WŁODZIMIERZ JANCZEWSKI

Warszawa, 24 kwietnia 1946 r. Sędzia śledczy Halina Wereńko, delegowana do Komisji Badania Zbrodni Niemieckich, przesłuchała niżej wymienionego w charakterze świadka. Po uprzedzeniu świadka o odpowiedzialności karnej za składanie fałszywych zeznań oraz o znaczeniu przysięgi sędzia odebrała od niego przysięgę, po czym świadek zeznał, co następuje:


Imię i nazwisko Włodzimierz Ludwik Janczewski
Imiona rodziców Leonard i Wanda
Data urodzenia 21 marca 1891 r. w Płocku
Zajęcie urzędnik Ministerstwa Skarbu
Wykształcenie średnie
Miejsce zamieszkania Warszawa, ul. Wileńska 65 m. 18 (Praga)
Wyznanie rzymskokatolickie
Karalność niekarany

W czasie okupacji niemieckiej pracowałem w Urzędzie Skarbowym w gmachu sądów przy ul. Leszno, a mieszkałem przy ul. Siennej 93. Razem ze mną mieszkał mój syn Witold Karol Janczewski (ur. 10 maja 1920), który w czasie okupacji niemieckiej studiował medycynę w szkole dr. Zaorskiego. W 1938 roku ukończył syn gimnazjum, po czym w Zegrzu ukończył podchorążówkę, brał udział w wojnie z Niemcami w brygadzie kawalerii pod nazwą Augustowskiej i w czasie wojny został mianowany podporucznikiem łączności. W 1943 roku był studentem II roku medycyny.

Od 1940 roku syn mój zaangażował się w organizacji podziemnej mającej na celu walkę z Niemcami. Była to organizacja wojskowa, szczegółów co do niej nie znam.

W dniu 16 lutego 1943, około godziny trzynastej w kawiarni przy ul. Wilczej 67 syn spotkał się ze swym kolegą Zbigniewem Krysiem, który handlował złotem i miał do sprzedania pierścionek, oraz z innymi kolegami. Kryś powiedział memu synowi, iż telefonował już i zaraz spodziewa się przybycia kupców na pierścionek. Po chwili weszło do kawiarni dwóch konfidentów gestapo, Polaków z pochodzenia. Jeden z nich nazwiskiem Pilnik (zam. przy Pierackiego 17), który w lipcu 1943 został zastrzelony przez naszą organizację podziemną. Obaj konfidenci zachowywali się jak kupcy i targowali pierścionek. Kryś zwrócił się do mego syna, by zechciał z nimi razem pojechać do jubilera jako świadek dla ocenienia pierścionka, po czym syn, Kryś i dwaj konfidenci odjechali dorożką i ślad po nich zaginął.

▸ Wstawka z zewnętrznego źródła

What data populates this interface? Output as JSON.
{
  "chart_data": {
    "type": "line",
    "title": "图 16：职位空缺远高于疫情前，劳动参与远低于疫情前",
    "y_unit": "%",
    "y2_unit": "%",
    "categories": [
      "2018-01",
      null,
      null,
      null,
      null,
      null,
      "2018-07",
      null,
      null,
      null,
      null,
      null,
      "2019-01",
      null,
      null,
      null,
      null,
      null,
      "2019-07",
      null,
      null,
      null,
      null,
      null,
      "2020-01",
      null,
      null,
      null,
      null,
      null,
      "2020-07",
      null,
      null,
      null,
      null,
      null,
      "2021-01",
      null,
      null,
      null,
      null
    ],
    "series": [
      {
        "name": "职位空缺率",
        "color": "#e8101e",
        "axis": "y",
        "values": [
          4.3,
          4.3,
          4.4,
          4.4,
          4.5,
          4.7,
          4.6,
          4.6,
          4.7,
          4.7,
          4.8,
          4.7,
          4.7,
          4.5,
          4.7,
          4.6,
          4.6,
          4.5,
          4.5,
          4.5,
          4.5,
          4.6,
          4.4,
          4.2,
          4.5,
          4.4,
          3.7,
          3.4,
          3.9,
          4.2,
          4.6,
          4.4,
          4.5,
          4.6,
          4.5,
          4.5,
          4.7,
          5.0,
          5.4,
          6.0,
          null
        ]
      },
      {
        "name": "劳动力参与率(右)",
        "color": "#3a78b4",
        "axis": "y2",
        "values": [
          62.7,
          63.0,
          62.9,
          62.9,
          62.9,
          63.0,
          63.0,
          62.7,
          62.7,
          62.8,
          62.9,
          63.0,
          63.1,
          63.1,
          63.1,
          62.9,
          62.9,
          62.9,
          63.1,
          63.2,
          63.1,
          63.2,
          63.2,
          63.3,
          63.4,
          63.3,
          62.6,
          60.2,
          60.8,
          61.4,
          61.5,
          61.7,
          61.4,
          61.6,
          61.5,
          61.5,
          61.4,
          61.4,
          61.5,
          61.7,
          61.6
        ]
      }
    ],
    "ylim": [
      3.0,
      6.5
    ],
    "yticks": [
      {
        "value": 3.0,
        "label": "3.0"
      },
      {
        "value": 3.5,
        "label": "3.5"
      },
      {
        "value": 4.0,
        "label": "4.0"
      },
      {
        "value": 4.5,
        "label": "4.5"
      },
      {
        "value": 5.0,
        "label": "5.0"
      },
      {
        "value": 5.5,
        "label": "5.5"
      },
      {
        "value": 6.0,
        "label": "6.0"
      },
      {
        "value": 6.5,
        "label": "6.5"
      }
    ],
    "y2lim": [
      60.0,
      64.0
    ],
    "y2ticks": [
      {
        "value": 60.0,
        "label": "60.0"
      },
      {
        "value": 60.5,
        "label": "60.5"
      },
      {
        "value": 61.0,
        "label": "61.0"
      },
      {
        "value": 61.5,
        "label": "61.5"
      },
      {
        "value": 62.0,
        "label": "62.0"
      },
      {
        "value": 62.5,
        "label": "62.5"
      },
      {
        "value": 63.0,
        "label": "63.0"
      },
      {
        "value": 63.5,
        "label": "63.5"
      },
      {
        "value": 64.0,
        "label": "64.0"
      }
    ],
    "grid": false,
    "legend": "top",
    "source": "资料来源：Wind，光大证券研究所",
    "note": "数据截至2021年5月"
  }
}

Dowiedziałem się o zajściu od kolegów syna obecnych w kawiarni. Poszukiwałem syna po komisariatach i w gestapo i dopiero w tydzień później kolega syna poznał Pilnika na ulicy, wyśledził jego adres i dowiedział się, iż jest konfidentem gestapo.

Dochodzenie w sprawie zaginięcia mego syna prowadził agent Urzędu Śledczego Czesław Osiński. Osiński urzędowo wezwał Pilnika, który zeznał, iż chciał z kolegą kupić pierścionek od syna kolegi, przy czym po drodze gestapo aresztowało wszystkich, po czym Pilnika i kolegę zwolniono, syna i Krysia zatrzymano. Nazajutrz Osiński udał się do gestapo (al. Szucha 25) i tu w pokoju nr 240 za biurkiem zobaczył Pilnika, który był speszony, iż wykryło się, że on jest konfidentem gestapo. Wyjaśnił on Osińskiemu, iż sprawę mego syna załatwia Stromberg, gestapowiec rodem z Wrocławia (z wyglądu tęgi brunet), urzędujący w pokoju nr 244. Osiński udał się do Stromberga, który na pytanie wyjaśnił, iż badał przed kilkoma dniami syna i że przeciwko niemu nic nie ma. Kryś ma dokumenty nie w porządku – Ale – powiedział po namyśle – myśmy obu wypuścili. Po chwili zapytał: – A kto się tą sprawą tak interesuje? Osiński objaśnił, iż rodzice, na co Stromberg z pogróżką odrzekł: – Niech rodzice się tak bardzo nie interesują, bo ci młodzi są pewnie w lesie Na tym posłuchanie skończyło się, Osiński w związku z moim poszukiwaniem syna zapisał to w aktach Urzędu Śledczego. Starałem się potem trafić inaczej jeszcze do gestapo. Na wszelkie interwencje odpowiadał Stromberg, iż syn i Kryś zostali zwolnieni. W kwietniu 1943 roku napisałem więc o zaginięciu syna do inspektora I Inspektoratu Skarbowego w Warszawie Hufsky’ego, który pismem urzędowym zwrócił się do gestapo z zapytaniem o los mego syna. Na skutek tego pisma zostałem wezwany do gestapo (Szucha 25) do pokoju 255. Urzędował tam komisarz gestapo z tytułem doktora, nazwiska w tej chwili nie pamiętam, który zbadał poprzedniego dnia Pilnika, obecnie mnie. Po badaniu oznajmił mi komisarz, iż Pilnik zeznał, że syna i Krysia wypuszczono z gestapo, a jednocześnie zadał mi pytanie: – A jak pan przypuszcza, co się mogło stać z pana synem? Odpowiedziałem wtedy, że syn mógł być wywieziony do organizacji Todt w Rumunii i Bułgarii, ponieważ w tym czasie Niemcy urządzali łapanki w tym celu.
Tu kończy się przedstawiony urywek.